Shale Production to Drop | Russell T. Rudy Energy LLC
“World Oil” reports that shale oil and gas production is finally going to fall. In spite of a 70% drop in the price of crude oil over the last 20 months, production has remained relatively flat. Shale operators have proven very resourceful, employing a number of strategies such as using drilling wells but not completing them (DUC’s), refracking, retreating to the core of major plays, hedging via futures contracts, selectively shutting in wells, cutting capital and laying off workers.
Unfortunately, all these efforts to keep production up have just sustained a world-wide oil glut. With OPEC in general, and Saudi Arabia in particular, determined to maintain market share regardless of the price impact, it appears that domestic shale producers will have to cut output if the surplus is going to be reduced.
Apache, Continental Resources, Whiting and Devon all expect their oil production to be down from 10-15% in 2016, as operators try to hoard cash in order to meet debt payments. Scott Sheffield, CEO at Pioneer Natural Resources Co., expects output in the Eagle Ford shale of South Texas to drop by 100,000 barrels of oil per day to 1 million.

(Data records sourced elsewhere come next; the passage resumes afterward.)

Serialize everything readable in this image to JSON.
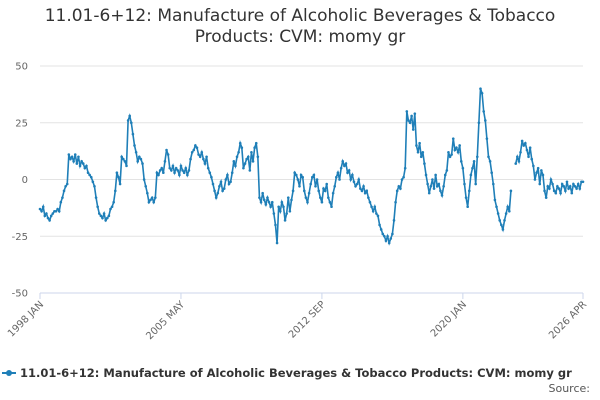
{
  "chart_data": {
    "type": "line",
    "title": "11.01-6+12: Manufacture of Alcoholic Beverages & Tobacco Products: CVM: momy gr",
    "source": "Source:",
    "x": [
      "1998 JAN",
      "1998 FEB",
      "1998 MAR",
      "1998 APR",
      "1998 MAY",
      "1998 JUN",
      "1998 JUL",
      "1998 AUG",
      "1998 SEP",
      "1998 OCT",
      "1998 NOV",
      "1998 DEC",
      "1999 JAN",
      "1999 FEB",
      "1999 MAR",
      "1999 APR",
      "1999 MAY",
      "1999 JUN",
      "1999 JUL",
      "1999 AUG",
      "1999 SEP",
      "1999 OCT",
      "1999 NOV",
      "1999 DEC",
      "2000 JAN",
      "2000 FEB",
      "2000 MAR",
      "2000 APR",
      "2000 MAY",
      "2000 JUN",
      "2000 JUL",
      "2000 AUG",
      "2000 SEP",
      "2000 OCT",
      "2000 NOV",
      "2000 DEC",
      "2001 JAN",
      "2001 FEB",
      "2001 MAR",
      "2001 APR",
      "2001 MAY",
      "2001 JUN",
      "2001 JUL",
      "2001 AUG",
      "2001 SEP",
      "2001 OCT",
      "2001 NOV",
      "2001 DEC",
      "2002 JAN",
      "2002 FEB",
      "2002 MAR",
      "2002 APR",
      "2002 MAY",
      "2002 JUN",
      "2002 JUL",
      "2002 AUG",
      "2002 SEP",
      "2002 OCT",
      "2002 NOV",
      "2002 DEC",
      "2003 JAN",
      "2003 FEB",
      "2003 MAR",
      "2003 APR",
      "2003 MAY",
      "2003 JUN",
      "2003 JUL",
      "2003 AUG",
      "2003 SEP",
      "2003 OCT",
      "2003 NOV",
      "2003 DEC",
      "2004 JAN",
      "2004 FEB",
      "2004 MAR",
      "2004 APR",
      "2004 MAY",
      "2004 JUN",
      "2004 JUL",
      "2004 AUG",
      "2004 SEP",
      "2004 OCT",
      "2004 NOV",
      "2004 DEC",
      "2005 JAN",
      "2005 FEB",
      "2005 MAR",
      "2005 APR",
      "2005 MAY",
      "2005 JUN",
      "2005 JUL",
      "2005 AUG",
      "2005 SEP",
      "2005 OCT",
      "2005 NOV",
      "2005 DEC",
      "2006 JAN",
      "2006 FEB",
      "2006 MAR",
      "2006 APR",
      "2006 MAY",
      "2006 JUN",
      "2006 JUL",
      "2006 AUG",
      "2006 SEP",
      "2006 OCT",
      "2006 NOV",
      "2006 DEC",
      "2007 JAN",
      "2007 FEB",
      "2007 MAR",
      "2007 APR",
      "2007 MAY",
      "2007 JUN",
      "2007 JUL",
      "2007 AUG",
      "2007 SEP",
      "2007 OCT",
      "2007 NOV",
      "2007 DEC",
      "2008 JAN",
      "2008 FEB",
      "2008 MAR",
      "2008 APR",
      "2008 MAY",
      "2008 JUN",
      "2008 JUL",
      "2008 AUG",
      "2008 SEP",
      "2008 OCT",
      "2008 NOV",
      "2008 DEC",
      "2009 JAN",
      "2009 FEB",
      "2009 MAR",
      "2009 APR",
      "2009 MAY",
      "2009 JUN",
      "2009 JUL",
      "2009 AUG",
      "2009 SEP",
      "2009 OCT",
      "2009 NOV",
      "2009 DEC",
      "2010 JAN",
      "2010 FEB",
      "2010 MAR",
      "2010 APR",
      "2010 MAY",
      "2010 JUN",
      "2010 JUL",
      "2010 AUG",
      "2010 SEP",
      "2010 OCT",
      "2010 NOV",
      "2010 DEC",
      "2011 JAN",
      "2011 FEB",
      "2011 MAR",
      "2011 APR",
      "2011 MAY",
      "2011 JUN",
      "2011 JUL",
      "2011 AUG",
      "2011 SEP",
      "2011 OCT",
      "2011 NOV",
      "2011 DEC",
      "2012 JAN",
      "2012 FEB",
      "2012 MAR",
      "2012 APR",
      "2012 MAY",
      "2012 JUN",
      "2012 JUL",
      "2012 AUG",
      "2012 SEP",
      "2012 OCT",
      "2012 NOV",
      "2012 DEC",
      "2013 JAN",
      "2013 FEB",
      "2013 MAR",
      "2013 APR",
      "2013 MAY",
      "2013 JUN",
      "2013 JUL",
      "2013 AUG",
      "2013 SEP",
      "2013 OCT",
      "2013 NOV",
      "2013 DEC",
      "2014 JAN",
      "2014 FEB",
      "2014 MAR",
      "2014 APR",
      "2014 MAY",
      "2014 JUN",
      "2014 JUL",
      "2014 AUG",
      "2014 SEP",
      "2014 OCT",
      "2014 NOV",
      "2014 DEC",
      "2015 JAN",
      "2015 FEB",
      "2015 MAR",
      "2015 APR",
      "2015 MAY",
      "2015 JUN",
      "2015 JUL",
      "2015 AUG",
      "2015 SEP",
      "2015 OCT",
      "2015 NOV",
      "2015 DEC",
      "2016 JAN",
      "2016 FEB",
      "2016 MAR",
      "2016 APR",
      "2016 MAY",
      "2016 JUN",
      "2016 JUL",
      "2016 AUG",
      "2016 SEP",
      "2016 OCT",
      "2016 NOV",
      "2016 DEC",
      "2017 JAN",
      "2017 FEB",
      "2017 MAR",
      "2017 APR",
      "2017 MAY",
      "2017 JUN",
      "2017 JUL",
      "2017 AUG",
      "2017 SEP",
      "2017 OCT",
      "2017 NOV",
      "2017 DEC",
      "2018 JAN",
      "2018 FEB",
      "2018 MAR",
      "2018 APR",
      "2018 MAY",
      "2018 JUN",
      "2018 JUL",
      "2018 AUG",
      "2018 SEP",
      "2018 OCT",
      "2018 NOV",
      "2018 DEC",
      "2019 JAN",
      "2019 FEB",
      "2019 MAR",
      "2019 APR",
      "2019 MAY",
      "2019 JUN",
      "2019 JUL",
      "2019 AUG",
      "2019 SEP",
      "2019 OCT",
      "2019 NOV",
      "2019 DEC",
      "2020 JAN",
      "2020 FEB",
      "2020 MAR",
      "2020 APR",
      "2020 MAY",
      "2020 JUN",
      "2020 JUL",
      "2020 AUG",
      "2020 SEP",
      "2020 OCT",
      "2020 NOV",
      "2020 DEC",
      "2021 JAN",
      "2021 FEB",
      "2021 MAR",
      "2021 APR",
      "2021 MAY",
      "2021 JUN",
      "2021 JUL",
      "2021 AUG",
      "2021 SEP",
      "2021 OCT",
      "2021 NOV",
      "2021 DEC",
      "2022 JAN",
      "2022 FEB",
      "2022 MAR",
      "2022 APR",
      "2022 MAY",
      "2022 JUN",
      "2022 JUL",
      "2022 AUG",
      "2022 SEP",
      "2022 OCT",
      "2022 NOV",
      "2022 DEC",
      "2023 JAN",
      "2023 FEB",
      "2023 MAR",
      "2023 APR",
      "2023 MAY",
      "2023 JUN",
      "2023 JUL",
      "2023 AUG",
      "2023 SEP",
      "2023 OCT",
      "2023 NOV",
      "2023 DEC",
      "2024 JAN",
      "2024 FEB",
      "2024 MAR",
      "2024 APR",
      "2024 MAY",
      "2024 JUN",
      "2024 JUL",
      "2024 AUG",
      "2024 SEP",
      "2024 OCT",
      "2024 NOV",
      "2024 DEC",
      "2025 JAN",
      "2025 FEB",
      "2025 MAR",
      "2025 APR",
      "2025 MAY",
      "2025 JUN",
      "2025 JUL",
      "2025 AUG",
      "2025 SEP",
      "2025 OCT",
      "2025 NOV",
      "2025 DEC",
      "2026 JAN",
      "2026 FEB",
      "2026 MAR",
      "2026 APR"
    ],
    "series": [
      {
        "name": "11.01-6+12: Manufacture of Alcoholic Beverages & Tobacco Products: CVM: momy gr",
        "color": "#1f7fb8",
        "values": [
          -13,
          -14,
          -12,
          -16,
          -15,
          -17,
          -18,
          -16,
          -15,
          -14,
          -14,
          -13,
          -14,
          -10,
          -8,
          -5,
          -3,
          -2,
          11,
          9,
          10,
          8,
          11,
          7,
          10,
          6,
          8,
          7,
          5,
          6,
          3,
          2,
          1,
          -1,
          -3,
          -8,
          -12,
          -15,
          -16,
          -17,
          -15,
          -18,
          -17,
          -16,
          -13,
          -12,
          -10,
          -5,
          3,
          1,
          -2,
          10,
          9,
          8,
          6,
          26,
          28,
          25,
          20,
          15,
          12,
          8,
          10,
          9,
          7,
          0,
          -3,
          -6,
          -10,
          -9,
          -8,
          -10,
          -8,
          3,
          2,
          4,
          5,
          3,
          8,
          13,
          11,
          5,
          4,
          6,
          3,
          5,
          4,
          2,
          6,
          4,
          3,
          5,
          2,
          4,
          9,
          12,
          13,
          15,
          14,
          11,
          10,
          12,
          9,
          7,
          10,
          5,
          3,
          1,
          -2,
          -5,
          -8,
          -6,
          -3,
          -1,
          -5,
          -4,
          0,
          2,
          -2,
          -1,
          3,
          8,
          6,
          10,
          12,
          16,
          14,
          5,
          7,
          9,
          10,
          4,
          12,
          8,
          14,
          16,
          10,
          -8,
          -10,
          -6,
          -9,
          -11,
          -8,
          -10,
          -12,
          -10,
          -15,
          -20,
          -28,
          -12,
          -14,
          -10,
          -12,
          -18,
          -15,
          -8,
          -14,
          -9,
          -5,
          3,
          2,
          0,
          -3,
          2,
          1,
          -5,
          -8,
          -10,
          -6,
          -2,
          1,
          2,
          -3,
          0,
          -5,
          -8,
          -10,
          -4,
          -5,
          -2,
          -8,
          -10,
          -12,
          -6,
          -3,
          1,
          3,
          0,
          5,
          8,
          6,
          7,
          3,
          4,
          0,
          2,
          -1,
          -3,
          -2,
          0,
          -4,
          -5,
          -3,
          -6,
          -5,
          -8,
          -10,
          -12,
          -14,
          -12,
          -15,
          -16,
          -20,
          -22,
          -24,
          -25,
          -27,
          -25,
          -28,
          -26,
          -24,
          -18,
          -10,
          -5,
          -3,
          -4,
          0,
          1,
          5,
          30,
          26,
          25,
          28,
          22,
          29,
          15,
          12,
          16,
          10,
          12,
          7,
          2,
          -2,
          -6,
          -3,
          0,
          -4,
          2,
          -3,
          -2,
          -5,
          -7,
          -3,
          2,
          4,
          12,
          10,
          11,
          18,
          13,
          14,
          12,
          15,
          8,
          5,
          -2,
          -8,
          -12,
          -5,
          2,
          5,
          8,
          -2,
          10,
          25,
          40,
          38,
          30,
          26,
          18,
          10,
          8,
          3,
          -2,
          -9,
          -12,
          -15,
          -18,
          -20,
          -22,
          -18,
          -15,
          -12,
          -14,
          -5,
          null,
          null,
          7,
          10,
          8,
          12,
          17,
          15,
          16,
          13,
          10,
          14,
          9,
          6,
          0,
          3,
          5,
          -2,
          4,
          2,
          -5,
          -8,
          -3,
          -4,
          0,
          -2,
          -5,
          -6,
          -3,
          -4,
          -6,
          -2,
          -3,
          -5,
          -1,
          -4,
          -3,
          -6,
          -2,
          -3,
          -4,
          -2,
          -4,
          -1,
          -1
        ]
      }
    ],
    "ylim": [
      -50,
      50
    ],
    "yticks": [
      -50,
      -25,
      0,
      25,
      50
    ],
    "xticks": [
      "1998 JAN",
      "2005 MAY",
      "2012 SEP",
      "2020 JAN",
      "2026 APR"
    ],
    "grid": true
  }
}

Executive V. P. Robert Daniels with Anadarko summed it up well, concluding that at $30 per barrel, “we’re just not getting the returns that we would want to get.”
Subash Chandra with Guggenheim Securities observed, “We know which direction we’re going-we’re going down-in terms of volumes. The only question is at what velocity we’re going down that path.” He went on to say that he sees the oil glut continuing well into 2017, and concludes, “The changes that have to occur industrywide to deal with what we see coming are going to be dramatic.”